Whilst the news rages and restrictions are placed us on left, right and centre, it’s easy to feel caged in. But, despite the seemingly unending waves of uncertainty, on our doorsteps, we do have one constant. Whatever else is going on in the world, nature carries on, undeterred.

Forced onto a treadmill of variations of the same few daily walks, throughout this strange year I’ve challenged myself to accept my surroundings, look deeper, meet the world half-way.

Out on walks, I’ve attempted to slow down, to look into the verges, to hedgerow-gaze, to stop and tilt my head and look up into the trees. I’ve been coaxing myself to take out my phone and snap small details I might never have noticed if my head was down and I had my usual, blinkered stomp on.

As the seasons have changed - and my eyes have adjusted to the green screen - I’ve noticed the opening of blossom, the flowering of herbs, the sprouting of trefoil from kerbside cracks. I was there the day the field maple’s leaves began to turn gold, took note as hazelnuts carpeted the paths through the woods.

Newly curious, I’ve spent evenings flicking through wild food books. I’ve scoured websites, seeking to put names to plants I’ve spotted out and about, scrolling on for a sneak peek of what I might discover next, what can be gathered, cooked with, tasted. This year, I’ve learnt that yarrow’s feathery leaves were once used to staunch wounds. That hawthorn berries are bland and powdery, That freshly dried camomile makes the most delicious tea.

Whilst my parents took me blackberry picking and sloe hunting when I was small, this year, I’ve been extending my relationship with the world on my doorstep, learning the flavour of previously untried weeds and edible wildflowers, and gaining newfound respect for the shiny red fruits I was warned not to put into my mouth as a child.

I’ve learned to savour the intimacy of leaning into bushes to clutch at rosehips, trusting their branches to hold me. I’ve traced the smooth, firm skin of a surprise puffball mushroom, crushed wild marjoram between my fingers and let it’s scent rise up my nose.

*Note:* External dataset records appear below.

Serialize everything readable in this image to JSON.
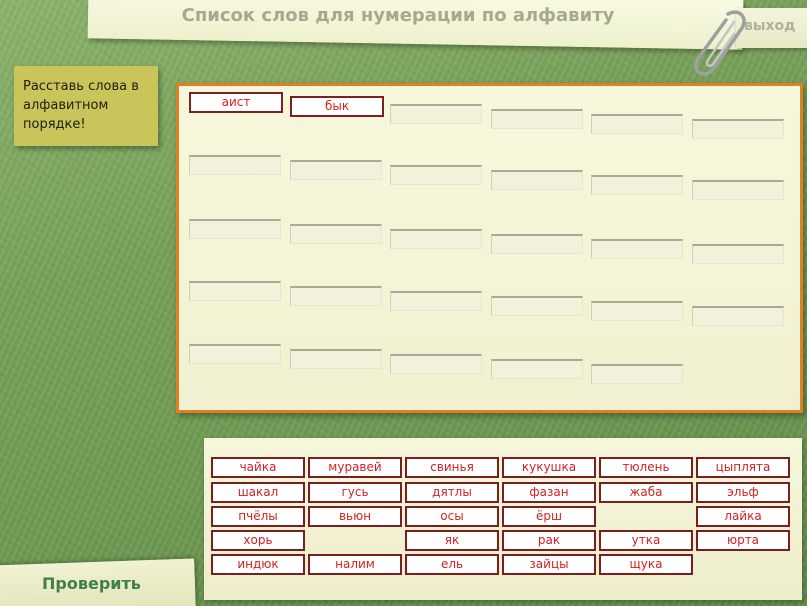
{
  "title": "Список слов для нумерации по алфавиту",
  "exit_label": "выход",
  "instruction": "Расставь слова в алфавитном порядке!",
  "board": {
    "placed": [
      "аист",
      "бык"
    ],
    "empty_slot_count": 28
  },
  "word_bank": {
    "rows": [
      [
        "чайка",
        "муравей",
        "свинья",
        "кукушка",
        "тюлень",
        "цыплята"
      ],
      [
        "шакал",
        "гусь",
        "дятлы",
        "фазан",
        "жаба",
        "эльф"
      ],
      [
        "пчёлы",
        "вьюн",
        "осы",
        "ёрш",
        "",
        "лайка"
      ],
      [
        "хорь",
        "",
        "як",
        "рак",
        "утка",
        "юрта"
      ],
      [
        "индюк",
        "налим",
        "ель",
        "зайцы",
        "щука",
        ""
      ]
    ]
  },
  "check_label": "Проверить",
  "colors": {
    "background": "#76a058",
    "board_border": "#e08020",
    "word_text": "#d61f1f",
    "check_text": "#3f8048"
  },
  "icons": [
    "paperclip-icon"
  ]
}
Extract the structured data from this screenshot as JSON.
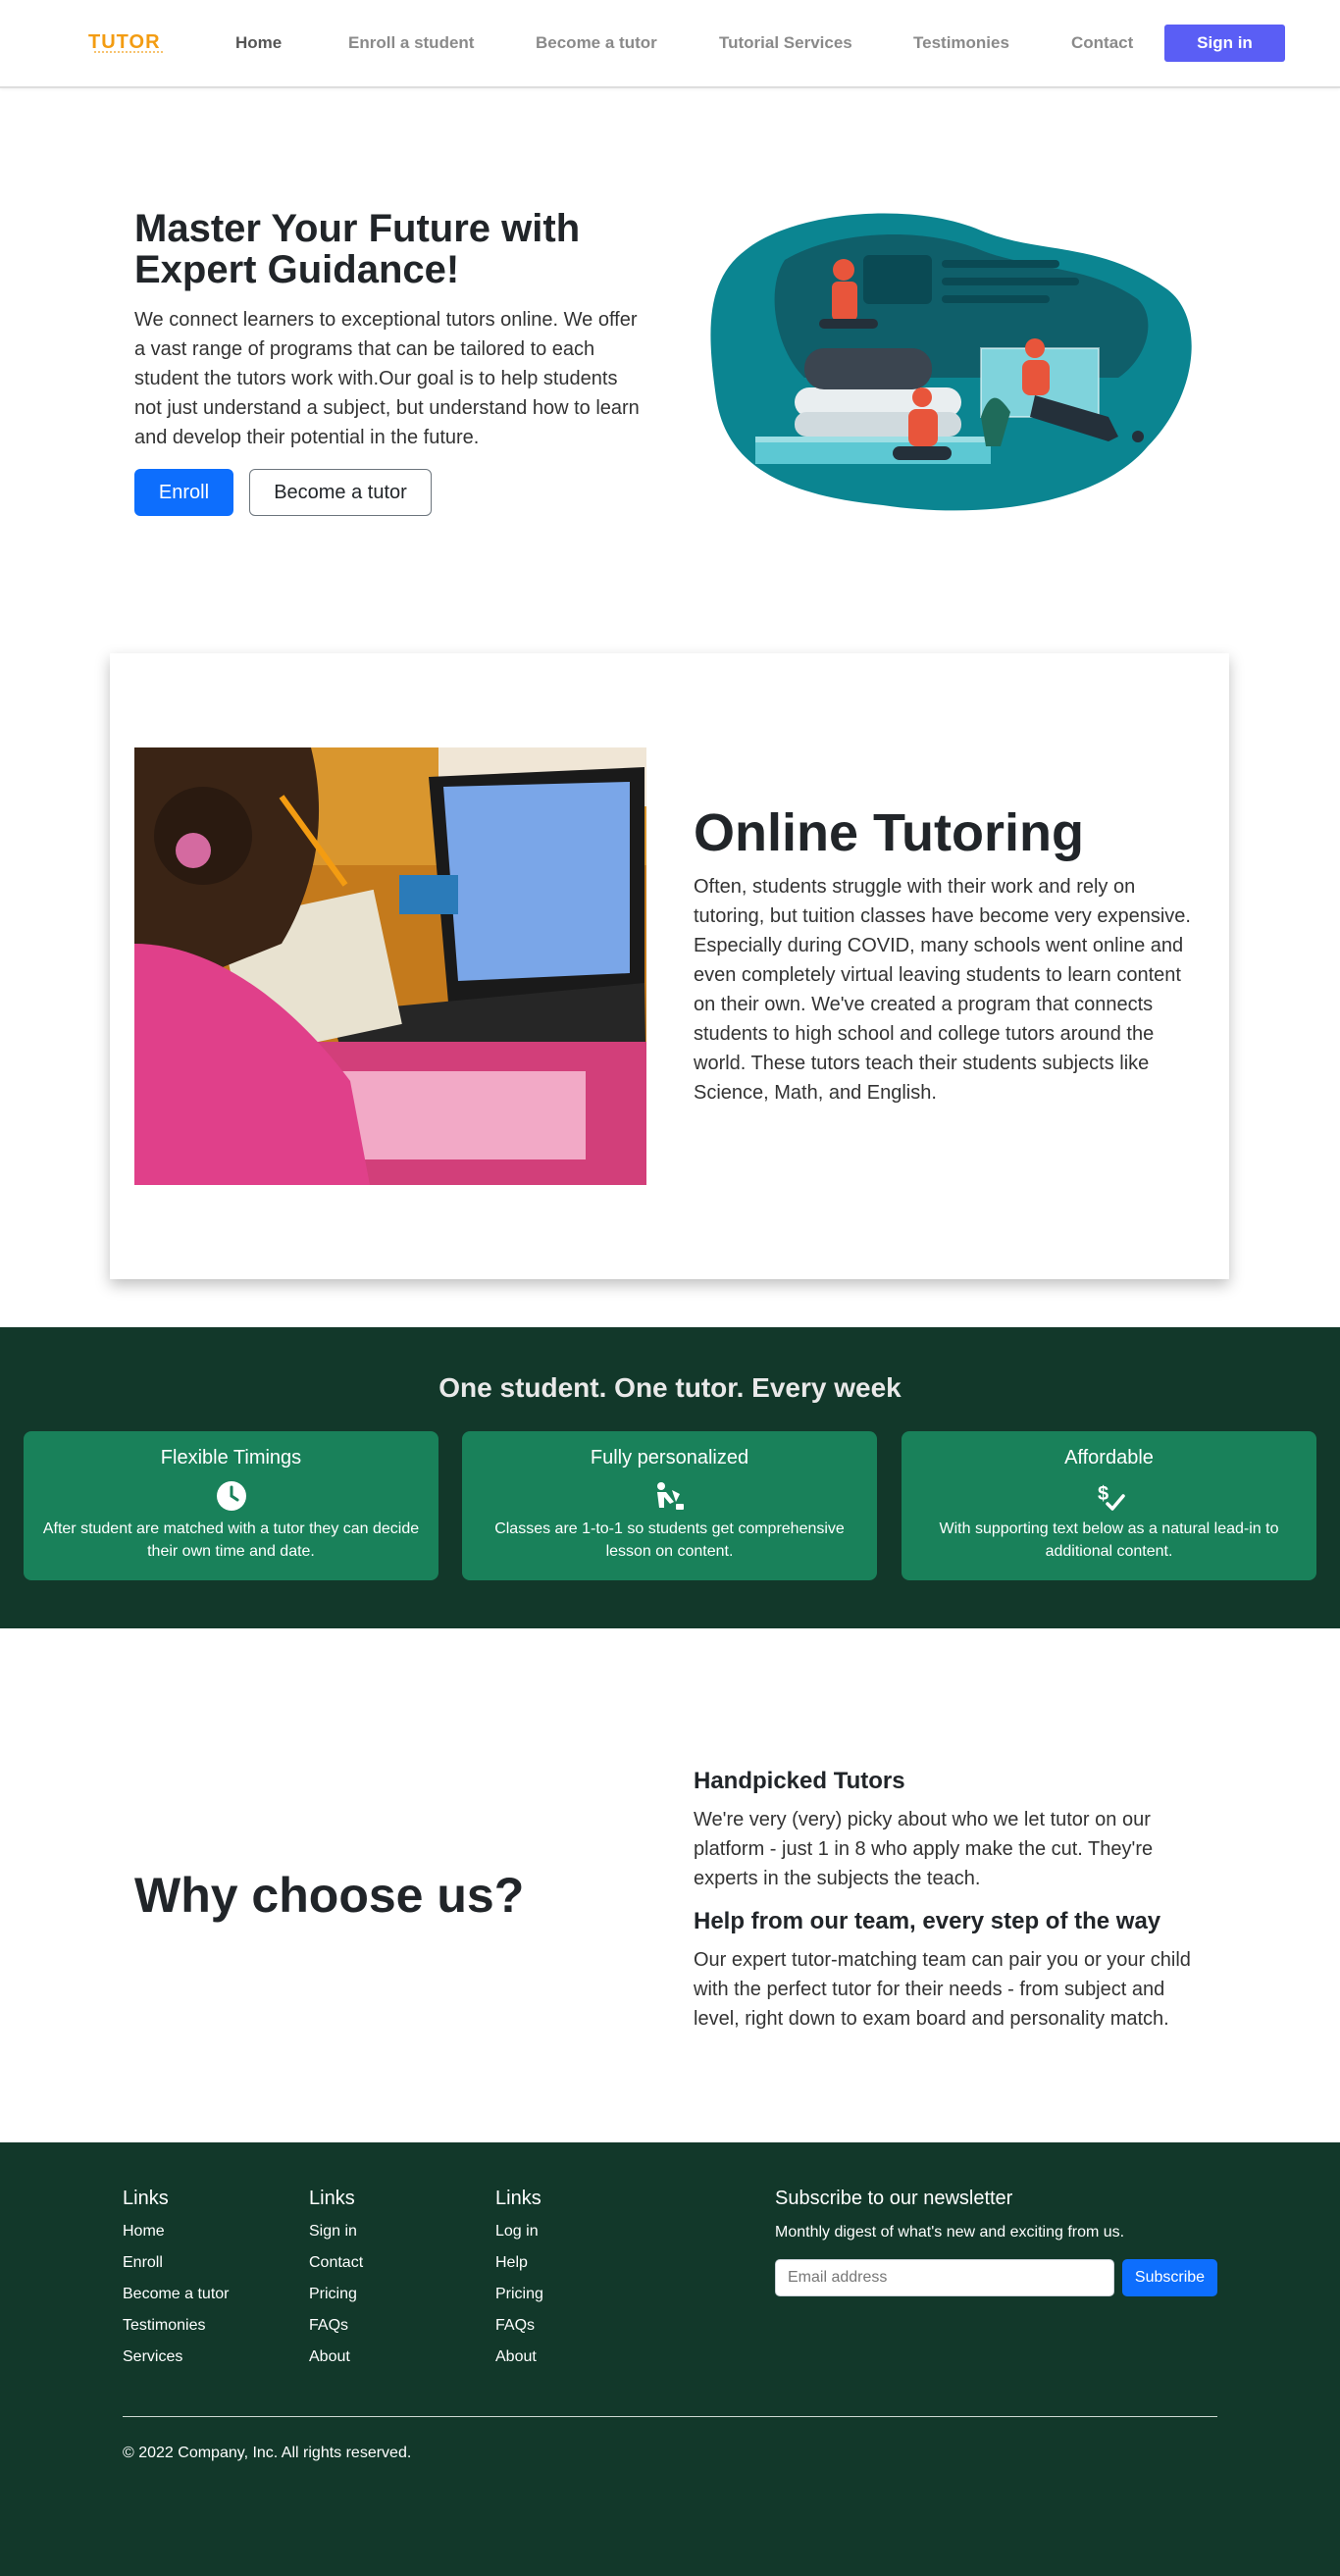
{
  "nav": {
    "logo_text": "TUTOR",
    "links": [
      "Home",
      "Enroll a student",
      "Become a tutor",
      "Tutorial Services",
      "Testimonies",
      "Contact"
    ],
    "signin": "Sign in"
  },
  "hero": {
    "title": "Master Your Future with Expert Guidance!",
    "text": "We connect learners to exceptional tutors online. We offer a vast range of programs that can be tailored to each student the tutors work with.Our goal is to help students not just understand a subject, but understand how to learn and develop their potential in the future.",
    "enroll": "Enroll",
    "become_tutor": "Become a tutor"
  },
  "online": {
    "title": "Online Tutoring",
    "text": "Often, students struggle with their work and rely on tutoring, but tuition classes have become very expensive. Especially during COVID, many schools went online and even completely virtual leaving students to learn content on their own. We've created a program that connects students to high school and college tutors around the world. These tutors teach their students subjects like Science, Math, and English."
  },
  "features": {
    "title": "One student. One tutor. Every week",
    "cards": [
      {
        "title": "Flexible Timings",
        "icon": "clock-icon",
        "text": "After student are matched with a tutor they can decide their own time and date."
      },
      {
        "title": "Fully personalized",
        "icon": "personalize-icon",
        "text": "Classes are 1-to-1 so students get comprehensive lesson on content."
      },
      {
        "title": "Affordable",
        "icon": "dollar-check-icon",
        "text": "With supporting text below as a natural lead-in to additional content."
      }
    ]
  },
  "why": {
    "title": "Why choose us?",
    "items": [
      {
        "heading": "Handpicked Tutors",
        "text": "We're very (very) picky about who we let tutor on our platform - just 1 in 8 who apply make the cut. They're experts in the subjects the teach."
      },
      {
        "heading": "Help from our team, every step of the way",
        "text": "Our expert tutor-matching team can pair you or your child with the perfect tutor for their needs - from subject and level, right down to exam board and personality match."
      }
    ]
  },
  "footer": {
    "columns": [
      {
        "title": "Links",
        "links": [
          "Home",
          "Enroll",
          "Become a tutor",
          "Testimonies",
          "Services"
        ]
      },
      {
        "title": "Links",
        "links": [
          "Sign in",
          "Contact",
          "Pricing",
          "FAQs",
          "About"
        ]
      },
      {
        "title": "Links",
        "links": [
          "Log in",
          "Help",
          "Pricing",
          "FAQs",
          "About"
        ]
      }
    ],
    "newsletter": {
      "title": "Subscribe to our newsletter",
      "subtitle": "Monthly digest of what's new and exciting from us.",
      "placeholder": "Email address",
      "button": "Subscribe"
    },
    "copyright": "© 2022 Company, Inc. All rights reserved."
  },
  "colors": {
    "primary": "#0d6efd",
    "signin": "#5a5ef5",
    "dark_green": "#12382a",
    "card_green": "#19815a",
    "logo_orange": "#f39c12"
  }
}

There’s a frustration in staying put, but it’s also an opportunity to break the ice. Foraging, I’ve found, is like taking the time to say ‘hello’ to a neighbour. It’s an acknowledgement of our surroundings, rather than a stride straight past. A wave to a passer-by. A knowledge that comes from a deeper connection.

Irreversibly opening my eyes to the companions we live alongside feels like an acceptance of our strange reality and a good intention for the future. A way to treat this time of uncertainty as an awakening, rather than a closing down.